È vero erano tutti più o meno d’accordo. Ciò non toglie che Craxi resta la figura di massimo spicco di quel periodo ed è quindi normale che essendosi concluso molto male, il giudizio nei suoi confronti debba essere negativo.
Occorre poi ricordare che di fianco a Sigonella Craxi fu tra i primi a installare in Italia gli euromissili, dimostrnadosi un fiero alleato degli Usa e un feroce anti-comunista.
attilio mangano
Una replica a GA, anche se non credo servirà a nuovi chiarimenti.Colpisce nelle sue affermazioni il richiamo negativo agli euromissili e all’anticomunismo, affermazioni ideologiche da muro di Berlino.

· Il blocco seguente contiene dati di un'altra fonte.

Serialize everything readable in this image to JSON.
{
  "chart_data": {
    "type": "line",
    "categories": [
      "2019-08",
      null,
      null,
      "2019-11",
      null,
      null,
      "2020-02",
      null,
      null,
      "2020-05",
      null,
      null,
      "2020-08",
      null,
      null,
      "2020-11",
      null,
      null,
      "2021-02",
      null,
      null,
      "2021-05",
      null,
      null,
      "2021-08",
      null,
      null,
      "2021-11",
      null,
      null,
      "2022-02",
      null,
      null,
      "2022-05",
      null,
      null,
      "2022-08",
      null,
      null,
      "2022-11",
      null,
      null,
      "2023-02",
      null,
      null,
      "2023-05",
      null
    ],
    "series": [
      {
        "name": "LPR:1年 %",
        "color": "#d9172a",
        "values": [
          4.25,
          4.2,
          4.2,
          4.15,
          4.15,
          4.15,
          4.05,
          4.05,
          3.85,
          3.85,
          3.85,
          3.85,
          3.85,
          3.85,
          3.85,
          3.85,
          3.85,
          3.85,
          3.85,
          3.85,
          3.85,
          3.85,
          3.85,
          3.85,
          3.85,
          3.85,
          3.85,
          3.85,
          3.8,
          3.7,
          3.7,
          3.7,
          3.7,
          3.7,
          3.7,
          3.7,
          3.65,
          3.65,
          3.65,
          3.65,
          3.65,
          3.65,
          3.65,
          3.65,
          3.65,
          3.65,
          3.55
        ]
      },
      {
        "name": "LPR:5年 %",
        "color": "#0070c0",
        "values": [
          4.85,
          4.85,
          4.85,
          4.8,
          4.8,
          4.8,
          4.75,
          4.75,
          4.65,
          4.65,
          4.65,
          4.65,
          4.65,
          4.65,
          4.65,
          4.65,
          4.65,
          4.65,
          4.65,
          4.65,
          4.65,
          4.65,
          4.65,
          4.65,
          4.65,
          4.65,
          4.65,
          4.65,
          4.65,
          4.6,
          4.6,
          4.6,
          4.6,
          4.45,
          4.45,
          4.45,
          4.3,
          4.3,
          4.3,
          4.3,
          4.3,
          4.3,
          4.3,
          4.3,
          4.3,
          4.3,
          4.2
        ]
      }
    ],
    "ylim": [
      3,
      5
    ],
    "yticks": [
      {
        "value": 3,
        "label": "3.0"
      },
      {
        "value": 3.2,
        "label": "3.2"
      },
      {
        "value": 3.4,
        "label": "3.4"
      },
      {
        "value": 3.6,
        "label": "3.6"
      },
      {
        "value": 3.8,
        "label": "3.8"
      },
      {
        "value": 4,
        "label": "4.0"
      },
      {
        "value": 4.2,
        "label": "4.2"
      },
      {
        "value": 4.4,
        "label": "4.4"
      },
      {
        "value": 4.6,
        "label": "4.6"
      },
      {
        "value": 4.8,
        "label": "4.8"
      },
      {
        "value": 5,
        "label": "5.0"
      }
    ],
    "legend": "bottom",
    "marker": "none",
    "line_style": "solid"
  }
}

Dal punto di vista del giudizio storico credo che i due aspetti rappresentino in ogni caso dei meriti indubbi di Craxi che gli riconoscono davvero tutti, da Havel a tutti i paesi dell’Est all’ Internazionale Socialista. Se si vuole discutere seriamente degli aspetti negativi credo proprio si debbano prendere in considerazione ben altri aspetti.
marta
Che grandi contraddizioni craxiane. La sua scacchiera è servita per decidere il futuro dell’articolo 3 della Costituzione.